Their aim is the "artificialisation of land, the development of methanisation, the fair distribution of value between all the stakeholders in the agri-food chain and the protection of farmers against other agricultures".

In 2018, she launched the Agridemain movement which aims to "change the image of agriculture among the general public".

On 18 September 2020, Lambert became the president of the Comité des Organisations Professionnelles Agricoles - Comité Général de la Coopération Agricole de l'Union Européenne.

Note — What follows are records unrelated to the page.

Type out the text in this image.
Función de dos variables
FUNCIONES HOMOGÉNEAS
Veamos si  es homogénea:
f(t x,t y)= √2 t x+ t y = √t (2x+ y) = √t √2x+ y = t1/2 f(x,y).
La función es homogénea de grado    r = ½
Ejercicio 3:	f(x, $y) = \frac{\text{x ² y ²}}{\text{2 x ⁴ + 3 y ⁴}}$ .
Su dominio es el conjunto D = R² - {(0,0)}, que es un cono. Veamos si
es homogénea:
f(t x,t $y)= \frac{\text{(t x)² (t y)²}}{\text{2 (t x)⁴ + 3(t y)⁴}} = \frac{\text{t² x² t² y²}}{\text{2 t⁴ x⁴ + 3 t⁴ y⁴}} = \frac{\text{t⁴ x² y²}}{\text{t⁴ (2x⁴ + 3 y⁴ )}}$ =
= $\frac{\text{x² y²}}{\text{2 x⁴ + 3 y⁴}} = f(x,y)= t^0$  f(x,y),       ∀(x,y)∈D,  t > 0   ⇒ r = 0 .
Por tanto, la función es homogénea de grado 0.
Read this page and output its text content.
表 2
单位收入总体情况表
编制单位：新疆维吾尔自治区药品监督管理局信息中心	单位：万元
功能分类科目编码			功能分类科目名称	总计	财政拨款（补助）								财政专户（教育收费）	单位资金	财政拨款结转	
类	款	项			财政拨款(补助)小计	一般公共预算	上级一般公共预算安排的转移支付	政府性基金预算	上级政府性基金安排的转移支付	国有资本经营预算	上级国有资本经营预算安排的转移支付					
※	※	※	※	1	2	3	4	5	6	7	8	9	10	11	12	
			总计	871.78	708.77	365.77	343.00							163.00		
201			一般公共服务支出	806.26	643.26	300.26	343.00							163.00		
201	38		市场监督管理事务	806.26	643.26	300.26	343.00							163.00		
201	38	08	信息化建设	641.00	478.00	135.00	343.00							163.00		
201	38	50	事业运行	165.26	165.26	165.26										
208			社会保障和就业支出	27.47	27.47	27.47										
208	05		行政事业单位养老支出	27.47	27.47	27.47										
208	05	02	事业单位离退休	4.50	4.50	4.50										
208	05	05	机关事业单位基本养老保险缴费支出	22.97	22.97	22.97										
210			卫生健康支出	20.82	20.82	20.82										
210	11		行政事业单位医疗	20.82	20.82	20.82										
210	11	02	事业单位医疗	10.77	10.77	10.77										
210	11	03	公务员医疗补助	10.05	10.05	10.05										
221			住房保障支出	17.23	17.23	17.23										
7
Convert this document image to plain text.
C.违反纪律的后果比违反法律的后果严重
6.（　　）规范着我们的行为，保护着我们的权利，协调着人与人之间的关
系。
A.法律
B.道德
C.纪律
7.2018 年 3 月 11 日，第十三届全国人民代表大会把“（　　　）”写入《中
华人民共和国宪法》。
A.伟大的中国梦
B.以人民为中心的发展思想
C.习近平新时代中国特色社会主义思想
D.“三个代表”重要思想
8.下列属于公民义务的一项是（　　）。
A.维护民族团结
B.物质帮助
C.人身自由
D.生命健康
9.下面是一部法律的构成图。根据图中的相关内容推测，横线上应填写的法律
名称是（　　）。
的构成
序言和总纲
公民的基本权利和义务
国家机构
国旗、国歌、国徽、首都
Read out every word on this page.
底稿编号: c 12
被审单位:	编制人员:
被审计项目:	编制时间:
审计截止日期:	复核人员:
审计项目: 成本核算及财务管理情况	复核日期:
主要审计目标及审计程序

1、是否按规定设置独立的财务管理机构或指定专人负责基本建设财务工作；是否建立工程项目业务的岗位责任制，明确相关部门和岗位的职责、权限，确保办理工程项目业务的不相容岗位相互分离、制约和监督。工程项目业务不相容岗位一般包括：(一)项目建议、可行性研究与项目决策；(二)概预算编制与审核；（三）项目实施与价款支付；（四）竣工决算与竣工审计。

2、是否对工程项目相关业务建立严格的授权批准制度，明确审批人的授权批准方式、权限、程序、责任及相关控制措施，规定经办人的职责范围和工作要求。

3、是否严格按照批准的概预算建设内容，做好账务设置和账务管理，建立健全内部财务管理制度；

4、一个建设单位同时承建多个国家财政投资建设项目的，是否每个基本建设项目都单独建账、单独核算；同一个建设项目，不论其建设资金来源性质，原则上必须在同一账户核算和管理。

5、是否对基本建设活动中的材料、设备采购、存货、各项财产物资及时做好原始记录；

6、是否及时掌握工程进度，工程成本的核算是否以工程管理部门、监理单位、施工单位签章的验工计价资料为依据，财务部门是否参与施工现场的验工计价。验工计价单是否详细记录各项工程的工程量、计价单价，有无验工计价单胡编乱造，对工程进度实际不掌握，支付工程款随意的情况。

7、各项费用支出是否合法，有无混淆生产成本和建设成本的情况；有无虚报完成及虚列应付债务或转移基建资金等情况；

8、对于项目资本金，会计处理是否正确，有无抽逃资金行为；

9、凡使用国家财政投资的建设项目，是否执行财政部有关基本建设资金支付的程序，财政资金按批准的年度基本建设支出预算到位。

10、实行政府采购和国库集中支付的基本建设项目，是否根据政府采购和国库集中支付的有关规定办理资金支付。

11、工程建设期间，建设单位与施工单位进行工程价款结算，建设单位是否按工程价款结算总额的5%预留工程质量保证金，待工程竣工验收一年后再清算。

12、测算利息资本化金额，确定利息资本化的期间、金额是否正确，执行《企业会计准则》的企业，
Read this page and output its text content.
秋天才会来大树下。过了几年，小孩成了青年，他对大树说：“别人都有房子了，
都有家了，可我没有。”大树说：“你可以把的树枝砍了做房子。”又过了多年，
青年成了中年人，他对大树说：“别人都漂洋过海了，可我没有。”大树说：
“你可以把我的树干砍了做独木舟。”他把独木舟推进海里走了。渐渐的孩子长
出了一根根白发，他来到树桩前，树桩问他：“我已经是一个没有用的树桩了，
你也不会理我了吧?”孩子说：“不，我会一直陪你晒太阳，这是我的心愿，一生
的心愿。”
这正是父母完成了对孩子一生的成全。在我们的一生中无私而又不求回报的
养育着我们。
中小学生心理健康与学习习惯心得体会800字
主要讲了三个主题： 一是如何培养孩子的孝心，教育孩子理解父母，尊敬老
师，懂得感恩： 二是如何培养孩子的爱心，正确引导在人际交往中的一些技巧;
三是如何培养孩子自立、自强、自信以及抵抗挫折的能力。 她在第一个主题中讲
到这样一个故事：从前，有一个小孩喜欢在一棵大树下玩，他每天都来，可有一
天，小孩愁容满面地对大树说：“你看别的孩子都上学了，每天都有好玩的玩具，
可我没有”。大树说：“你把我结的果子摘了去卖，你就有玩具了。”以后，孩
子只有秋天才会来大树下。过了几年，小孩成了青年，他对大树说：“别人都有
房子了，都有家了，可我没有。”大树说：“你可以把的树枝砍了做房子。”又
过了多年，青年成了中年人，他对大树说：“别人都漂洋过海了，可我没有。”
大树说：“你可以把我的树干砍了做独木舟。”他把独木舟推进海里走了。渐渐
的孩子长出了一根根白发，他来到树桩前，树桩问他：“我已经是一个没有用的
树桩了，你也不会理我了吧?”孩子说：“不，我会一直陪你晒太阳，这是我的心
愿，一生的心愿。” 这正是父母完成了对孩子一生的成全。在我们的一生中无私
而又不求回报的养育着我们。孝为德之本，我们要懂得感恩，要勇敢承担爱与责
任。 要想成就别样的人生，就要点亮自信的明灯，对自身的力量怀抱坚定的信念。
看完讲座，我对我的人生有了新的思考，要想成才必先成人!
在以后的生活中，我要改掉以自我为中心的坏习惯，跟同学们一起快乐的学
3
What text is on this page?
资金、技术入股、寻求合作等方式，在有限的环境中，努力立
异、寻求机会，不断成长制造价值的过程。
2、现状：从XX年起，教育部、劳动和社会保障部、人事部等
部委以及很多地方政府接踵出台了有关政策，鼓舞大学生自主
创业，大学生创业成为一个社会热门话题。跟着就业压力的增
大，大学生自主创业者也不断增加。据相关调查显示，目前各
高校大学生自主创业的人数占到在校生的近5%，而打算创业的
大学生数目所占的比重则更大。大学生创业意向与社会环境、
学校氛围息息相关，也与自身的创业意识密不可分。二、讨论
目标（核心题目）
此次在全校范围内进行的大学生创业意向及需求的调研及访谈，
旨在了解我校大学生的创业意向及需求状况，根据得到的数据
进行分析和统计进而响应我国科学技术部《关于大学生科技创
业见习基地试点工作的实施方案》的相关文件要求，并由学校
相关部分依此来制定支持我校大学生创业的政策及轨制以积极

She manages the presidency of COPA-COGECA as well as the FNSEA.

As president of COPA-COGECA and FNSEA, she defends the reform of a greener Common Agricultural Policy where farmers who fight against climate change can have access to direct aids: agroecology, agronomy, animal welfare etc. These aids help farmers to invest in material and equipment (e.g. fertilisers) and be formed to new practices.

== Honors ==
On 29 November 2017, Christiane Lambert received the "2017 Women of Political Influence Price awarded by the club Génération femmes d'influence (Influence Generation Women Club) who promotes female entrepreneurship and she dedicated it to all women farmers".

On 1 January 2021, she received the Legion of Honor.